Our last blog dealt with top tips for relationship-building with the internal client. We now turn to the substantive side and the practice tips we’ve gleaned from our years advising the client from the inside.

1.  Educate the client. An educated client that understands the hows and whys will have the tools to avoid making mistakes that jeopardize critical company assets or create liabilities. For instance, employees and management should understand how IP can be lost through too-early disclosure or how liability may arise from certain hiring practices or having certain discussions with competitors.  

2.  Drill into every employee who uses email the importance of email sanitization. Many lawsuits have been lost due to unfortunate statements in emails. They never go away. If the matter is potentially sensitive, pick up the phone.

3.  Remember you have only one client - and it is the company. It is easy to become aligned with the CEO and his/her ambitions, but your duty is to the Board of Directors and the shareholders. Keep the company's interests in the forefront.

4.  Don't rely exclusively on the merry-go-round of sending red-lined documents to negotiate agreements. More can often be accomplished in a one or two-hour conference call than several weeks of circulating marked drafts. Explaining your position in person or by phone can go a long way in helping to build commonality and achieving compromise.

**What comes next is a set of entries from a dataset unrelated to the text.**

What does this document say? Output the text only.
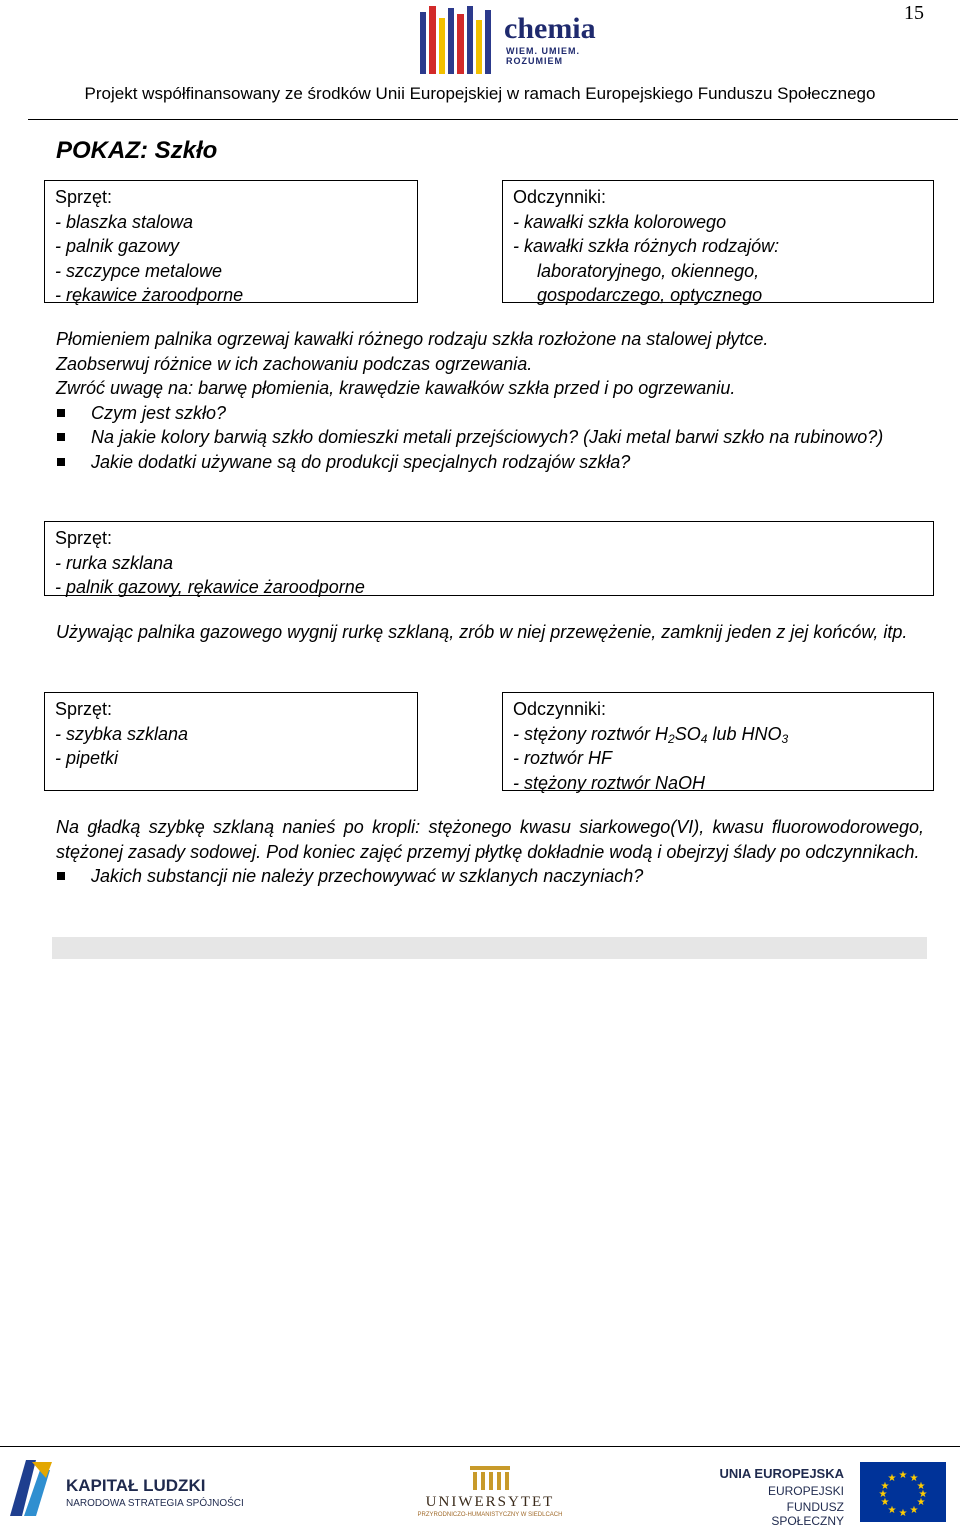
15
chemia
WIEM. UMIEM. ROZUMIEM
Projekt współfinansowany ze środków Unii Europejskiej w ramach Europejskiego Funduszu Społecznego
POKAZ: Szkło
Sprzęt:
- blaszka stalowa
- palnik gazowy
- szczypce metalowe
- rękawice żaroodporne
Odczynniki:
- kawałki szkła kolorowego
- kawałki szkła różnych rodzajów:
laboratoryjnego, okiennego,
gospodarczego, optycznego
Płomieniem palnika ogrzewaj kawałki różnego rodzaju szkła rozłożone na stalowej płytce.
Zaobserwuj różnice w ich zachowaniu podczas ogrzewania.
Zwróć uwagę na: barwę płomienia, krawędzie kawałków szkła przed i po ogrzewaniu.
Czym jest szkło?
Na jakie kolory barwią szkło domieszki metali przejściowych? (Jaki metal barwi szkło na rubinowo?)
Jakie dodatki używane są do produkcji specjalnych rodzajów szkła?
Sprzęt:
- rurka szklana
- palnik gazowy, rękawice żaroodporne
Używając palnika gazowego wygnij rurkę szklaną, zrób w niej przewężenie, zamknij jeden z jej końców, itp.
Sprzęt:
- szybka szklana
- pipetki
Odczynniki:
- stężony roztwór $H_2SO_4$ lub $HNO_3$
- roztwór HF
- stężony roztwór NaOH
Na gładką szybkę szklaną nanieś po kropli: stężonego kwasu siarkowego(VI), kwasu fluorowodorowego, stężonej zasady sodowej. Pod koniec zajęć przemyj płytkę dokładnie wodą i obejrzyj ślady po odczynnikach.
Jakich substancji nie należy przechowywać w szklanych naczyniach?
KAPITAŁ LUDZKI
NARODOWA STRATEGIA SPÓJNOŚCI	UNIWERSYTET
PRZYRODNICZO-HUMANISTYCZNY W SIEDLCACH
UNIA EUROPEJSKA
EUROPEJSKI
FUNDUSZ SPOŁECZNY
★ ★
★
★
★
★
★
★
★
★
★
★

5.  Listen carefully, and ask lots of questions. Often the in-house attorney will be told just enough information to arrive at the conclusion the other person wants to hear. Digging deeper can shed light on more facts that can change the risk assessment on which your advice is based.

6.  When negotiating contracts, anticipate things may not work out as planned, and address worst case outcomes where possible. There can be a tendency on the part of commercial deal makers to prefer ambiguity over raising sensitive issues at the "hand-holding" stage, and a preference to wait and work things out later. This mistake can lead to misunderstandings at a minimum and lawsuits when the stakes are high. It is easier to reach compromise before temperatures rise.

7.  Maintain quality even in the face of a crushing workload. Most in-house counsel are quite busy and face tight deadlines. It is easy to prioritize quantity over quality. Remember no one will recall how quickly you prepared that draft joint venture agreement - but they will remember if you miss a key element of protection for the company.

8.  Emphasize compliance. Develop a robust program, make sure the key policies and procedures are in place, and follow up. In the unhappy event your company becomes subject to a compliance investigation, having an effective program in place, and one that is actually implemented, can greatly reduce and possibly even avoid, sanctions and penalties.  

9.  Know the goals of every project. Knowing the goals will help you deliver the best product. If the business person asks for a full joint venture agreement prior to having an exploratory discussion with a third party, suggest that a simple CDA is a more efficient approach to achieve the goal. If the goal is simply to prevent competition from patenting an idea, perhaps just publishing the idea will suffice and a full patent application is overkill.  

10. Don’t sign off on something just because you’re supposed to. If you see important unresolved issues or are uncomfortable with potential consequences, don’t sign off on the project. When those unresolved issues blow-up or the foreseen consequences do happen, your stamp of approval will come back to haunt you. Be firm in your convictions and you’ll be respected for it.